Any external attacker can bypass rate limiting entirely.
2. **C2 (InFlightCounter never increments)** — Graceful shutdown drain logic is
completely non-functional. The drain always times out.
3. **C3 (connect timeout capped at 5s)** — Per-site timeout configuration is
silently ignored for values > 5s.
4. **C4 (JSON format not applied without log file)** — Format config is silently
ignored in a common deployment mode (stdout-only JSON logging).

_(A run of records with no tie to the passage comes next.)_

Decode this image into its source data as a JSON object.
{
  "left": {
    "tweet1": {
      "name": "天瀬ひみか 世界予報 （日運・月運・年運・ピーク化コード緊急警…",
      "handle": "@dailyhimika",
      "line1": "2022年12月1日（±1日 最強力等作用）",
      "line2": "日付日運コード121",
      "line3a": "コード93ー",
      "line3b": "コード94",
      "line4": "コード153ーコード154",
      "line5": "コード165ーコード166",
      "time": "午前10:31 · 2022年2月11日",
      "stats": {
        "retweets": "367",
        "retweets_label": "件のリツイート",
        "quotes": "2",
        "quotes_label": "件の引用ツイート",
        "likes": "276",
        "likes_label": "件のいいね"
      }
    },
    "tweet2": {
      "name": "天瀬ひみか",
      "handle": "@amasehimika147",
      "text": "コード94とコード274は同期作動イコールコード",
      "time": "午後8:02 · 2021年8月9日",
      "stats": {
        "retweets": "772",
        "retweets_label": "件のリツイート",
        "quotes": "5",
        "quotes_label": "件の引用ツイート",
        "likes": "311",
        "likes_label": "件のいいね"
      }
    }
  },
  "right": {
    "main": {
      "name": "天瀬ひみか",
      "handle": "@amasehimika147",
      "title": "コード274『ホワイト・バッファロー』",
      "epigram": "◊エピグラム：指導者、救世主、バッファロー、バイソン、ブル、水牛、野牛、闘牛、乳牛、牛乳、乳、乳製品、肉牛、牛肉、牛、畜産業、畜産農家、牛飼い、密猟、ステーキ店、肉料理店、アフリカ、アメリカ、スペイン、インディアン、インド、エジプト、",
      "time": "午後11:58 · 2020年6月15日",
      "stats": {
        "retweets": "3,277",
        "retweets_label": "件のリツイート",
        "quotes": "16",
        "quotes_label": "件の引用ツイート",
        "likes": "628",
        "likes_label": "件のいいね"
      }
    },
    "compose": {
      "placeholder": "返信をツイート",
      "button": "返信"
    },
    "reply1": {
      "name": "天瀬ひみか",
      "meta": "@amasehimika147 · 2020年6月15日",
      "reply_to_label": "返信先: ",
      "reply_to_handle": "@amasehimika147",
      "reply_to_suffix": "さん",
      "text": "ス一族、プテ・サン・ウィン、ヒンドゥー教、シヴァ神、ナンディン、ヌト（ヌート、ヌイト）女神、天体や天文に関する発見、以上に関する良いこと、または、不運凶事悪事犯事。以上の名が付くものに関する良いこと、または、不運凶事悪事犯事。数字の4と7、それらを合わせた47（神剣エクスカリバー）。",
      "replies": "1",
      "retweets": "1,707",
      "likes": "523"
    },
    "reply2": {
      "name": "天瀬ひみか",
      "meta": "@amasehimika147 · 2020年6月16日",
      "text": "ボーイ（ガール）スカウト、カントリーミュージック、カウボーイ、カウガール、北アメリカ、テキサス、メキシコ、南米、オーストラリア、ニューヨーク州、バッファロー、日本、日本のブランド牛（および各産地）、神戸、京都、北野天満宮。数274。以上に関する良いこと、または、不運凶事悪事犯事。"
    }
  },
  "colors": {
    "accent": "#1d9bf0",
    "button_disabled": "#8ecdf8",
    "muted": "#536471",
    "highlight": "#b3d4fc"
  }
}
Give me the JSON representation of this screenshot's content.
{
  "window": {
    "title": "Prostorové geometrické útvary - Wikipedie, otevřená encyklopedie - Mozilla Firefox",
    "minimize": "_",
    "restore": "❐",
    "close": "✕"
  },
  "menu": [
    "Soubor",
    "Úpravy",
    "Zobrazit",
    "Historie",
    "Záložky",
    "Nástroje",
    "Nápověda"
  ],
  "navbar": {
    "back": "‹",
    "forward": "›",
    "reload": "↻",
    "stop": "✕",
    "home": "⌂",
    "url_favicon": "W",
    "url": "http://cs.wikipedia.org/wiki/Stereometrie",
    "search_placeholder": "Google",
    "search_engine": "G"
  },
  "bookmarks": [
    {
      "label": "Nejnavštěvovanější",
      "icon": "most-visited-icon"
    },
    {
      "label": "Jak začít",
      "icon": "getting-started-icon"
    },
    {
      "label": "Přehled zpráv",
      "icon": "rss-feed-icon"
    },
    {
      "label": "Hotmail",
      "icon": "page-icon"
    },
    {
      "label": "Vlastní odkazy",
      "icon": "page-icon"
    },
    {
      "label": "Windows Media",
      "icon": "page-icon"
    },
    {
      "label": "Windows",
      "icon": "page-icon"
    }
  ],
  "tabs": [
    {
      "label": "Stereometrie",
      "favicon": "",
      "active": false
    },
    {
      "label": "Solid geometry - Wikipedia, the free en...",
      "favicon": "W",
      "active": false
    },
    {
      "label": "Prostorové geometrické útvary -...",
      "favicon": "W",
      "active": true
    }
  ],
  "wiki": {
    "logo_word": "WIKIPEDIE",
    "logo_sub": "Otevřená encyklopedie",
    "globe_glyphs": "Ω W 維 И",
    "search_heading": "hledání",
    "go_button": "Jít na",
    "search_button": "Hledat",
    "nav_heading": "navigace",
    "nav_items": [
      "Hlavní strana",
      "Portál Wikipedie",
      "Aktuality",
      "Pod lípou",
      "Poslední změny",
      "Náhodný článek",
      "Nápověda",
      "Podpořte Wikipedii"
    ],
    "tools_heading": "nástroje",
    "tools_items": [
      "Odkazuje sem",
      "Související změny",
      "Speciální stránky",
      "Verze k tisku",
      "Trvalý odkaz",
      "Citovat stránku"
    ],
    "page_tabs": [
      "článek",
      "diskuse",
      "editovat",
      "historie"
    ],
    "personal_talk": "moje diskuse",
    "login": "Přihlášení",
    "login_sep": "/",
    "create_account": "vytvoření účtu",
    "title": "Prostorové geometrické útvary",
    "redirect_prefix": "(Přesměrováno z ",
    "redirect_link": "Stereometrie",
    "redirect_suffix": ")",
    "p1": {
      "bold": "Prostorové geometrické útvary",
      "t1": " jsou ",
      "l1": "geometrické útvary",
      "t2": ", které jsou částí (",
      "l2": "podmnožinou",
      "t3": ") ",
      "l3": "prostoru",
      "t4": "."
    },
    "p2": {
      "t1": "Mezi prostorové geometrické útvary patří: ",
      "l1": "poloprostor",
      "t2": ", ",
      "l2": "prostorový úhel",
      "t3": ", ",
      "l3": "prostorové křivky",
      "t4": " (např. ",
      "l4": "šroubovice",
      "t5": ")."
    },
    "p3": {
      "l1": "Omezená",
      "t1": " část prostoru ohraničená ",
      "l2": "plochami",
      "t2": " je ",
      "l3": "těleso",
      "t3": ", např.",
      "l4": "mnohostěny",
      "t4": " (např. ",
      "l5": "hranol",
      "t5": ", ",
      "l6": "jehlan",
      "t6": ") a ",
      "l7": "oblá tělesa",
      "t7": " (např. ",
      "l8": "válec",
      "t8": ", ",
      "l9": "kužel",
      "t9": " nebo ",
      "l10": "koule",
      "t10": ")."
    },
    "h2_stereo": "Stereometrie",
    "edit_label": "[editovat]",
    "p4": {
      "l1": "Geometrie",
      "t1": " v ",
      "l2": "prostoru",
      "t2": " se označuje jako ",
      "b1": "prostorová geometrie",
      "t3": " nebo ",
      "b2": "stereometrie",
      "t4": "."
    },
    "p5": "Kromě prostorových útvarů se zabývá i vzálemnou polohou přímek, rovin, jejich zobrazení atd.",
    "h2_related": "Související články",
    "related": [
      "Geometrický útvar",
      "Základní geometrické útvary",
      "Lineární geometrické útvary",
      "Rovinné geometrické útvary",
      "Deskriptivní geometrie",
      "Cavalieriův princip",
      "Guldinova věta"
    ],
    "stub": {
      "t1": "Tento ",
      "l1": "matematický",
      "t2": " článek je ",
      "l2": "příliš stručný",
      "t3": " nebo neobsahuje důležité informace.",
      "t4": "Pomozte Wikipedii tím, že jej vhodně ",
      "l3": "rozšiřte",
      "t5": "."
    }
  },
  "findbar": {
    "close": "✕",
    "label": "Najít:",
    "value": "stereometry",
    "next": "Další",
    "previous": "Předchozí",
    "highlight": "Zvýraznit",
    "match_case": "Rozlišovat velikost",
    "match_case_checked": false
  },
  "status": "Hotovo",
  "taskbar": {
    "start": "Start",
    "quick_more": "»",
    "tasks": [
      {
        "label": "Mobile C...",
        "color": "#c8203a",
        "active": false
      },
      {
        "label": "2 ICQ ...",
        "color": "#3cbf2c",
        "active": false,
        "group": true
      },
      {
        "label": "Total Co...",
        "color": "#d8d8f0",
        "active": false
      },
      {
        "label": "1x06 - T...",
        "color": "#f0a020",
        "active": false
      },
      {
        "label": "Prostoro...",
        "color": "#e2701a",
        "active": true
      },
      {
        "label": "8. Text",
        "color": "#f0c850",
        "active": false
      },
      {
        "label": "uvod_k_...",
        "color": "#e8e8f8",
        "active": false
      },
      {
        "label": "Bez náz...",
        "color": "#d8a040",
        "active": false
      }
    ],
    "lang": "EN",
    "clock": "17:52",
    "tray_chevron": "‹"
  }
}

5. **W1 (upstream host validation gap)** — Invalid upstream addresses pass config
validation.
6. **W2 (ACME contact validation gap)** — Empty email after `mailto:` passes
validation, fails at runtime.
7. **W3 (query string silently dropped)** — Data corruption on URI parse failure.
8. **W4 (admin socket resource limits)** — DoS vector for local socket access.
9. **W5 (TlsMode wildcard mismatch)** — Latent bug for future refactors.
10. **W6 (RawConfig/FullConfig duplication)** — Maintenance burden.
11. **Remaining W and S findings** — Fix opportunistically.